Isn't the phase determined from the Action Integral, and isn't the action integral proportional to the length?

10. Feb 8, 2004

### lethe

Re: Re: Re: Re: Re: Re: Re: Amplitude and phase of a Feynman path

the action for a relativistic point particle travelling on a Lorentzian manifold is proportional to the length of its worldline.

but the action for, say, a scalar field? as far as i can tell, this not the length.

11. Feb 8, 2004

### Loren Booda

Is the amplitude of related Feynman paths normalized over actions which generally contrast between their domain magnitudes ("lengths"), but retain a constant phase difference?

12. Feb 8, 2004

### MathNerd

Re: Re: Re: Re: Re: Re: Re: Amplitude and phase of a Feynman path

Action

$$S = \int_{t_0}^{t_1} L \ dt$$

where S = the classical action
L = the lagrangian

Action of a scalar field

$$S = \int_{t_0}^{t_1} \int_{V} L \ d^3V \ dt$$

but in this case L = the lagrangian density.

The probability amplitude for a given path is $$A e^{i S}$$, where A is some constant that is chosen so that when you sum over all paths the total probability adds up to one and S is the action along that particular path. Remember that A is the same for ALL paths.

Last edited by a moderator: Feb 8, 2004
13. Feb 9, 2004

### Haelfix

Ahh you forget the all important summation sign, in front of that expression, I insist it makes no sense physically to talk about one path, even in principle! Unless you are in a very restricted world =)

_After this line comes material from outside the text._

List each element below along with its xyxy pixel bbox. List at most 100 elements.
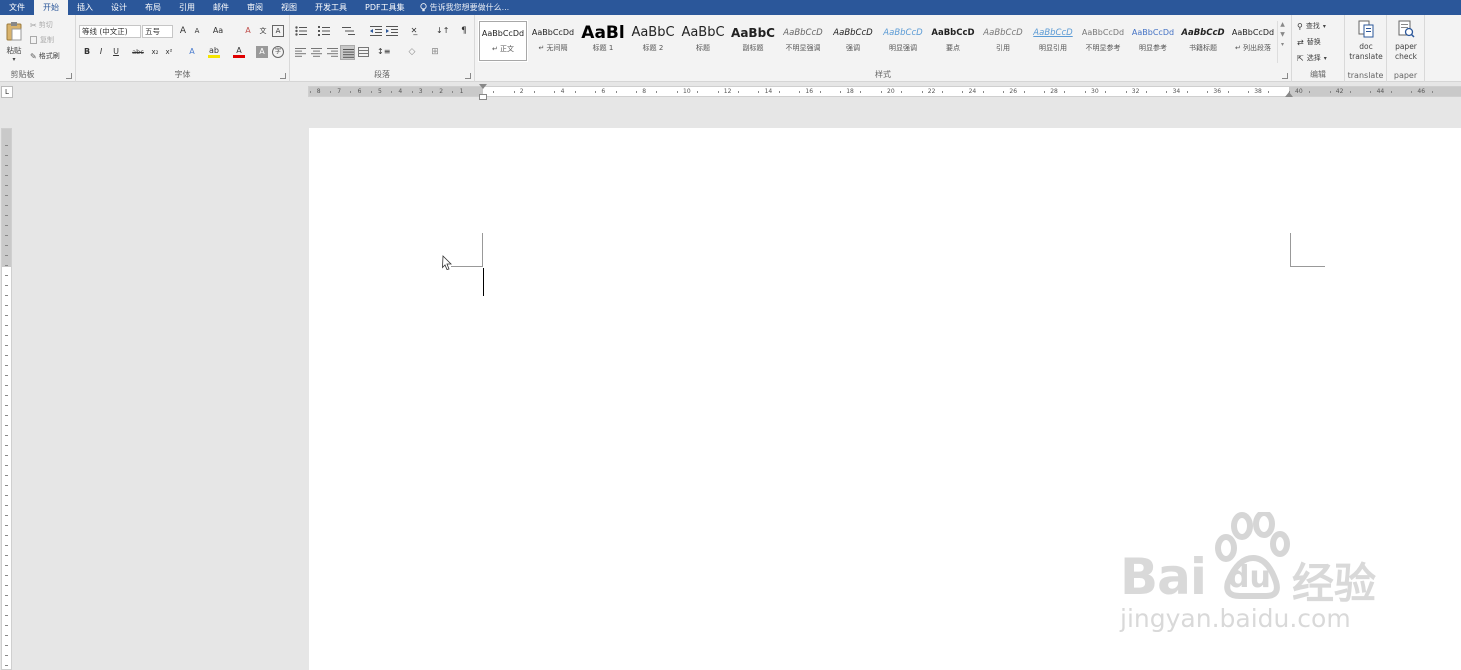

Its the coupling of all possible paths, in exactly that way, that is the fundamental quantum *thing*!
.

Last edited: Feb 9, 2004
14. Feb 16, 2004

### Mike2

What is the "coupling" between all possible paths?

15. Feb 16, 2004

Staff Emeritus
Integration over. The paths then occupy the role that points do in elementary integration.

16. Feb 16, 2004

### Mike2

Re: Re: Re: Re: Re: Re: Re: Re: Amplitude and phase of a Feynman path

So it would seem that it is the Lagrangian that chooses the classical path out of all the possible paths by determining how the phases will add to produce the classical result. And the Lagrangian must comply with the Euler-Lagrange equation which some interpret as a vector always normal to the path. What does this all prove?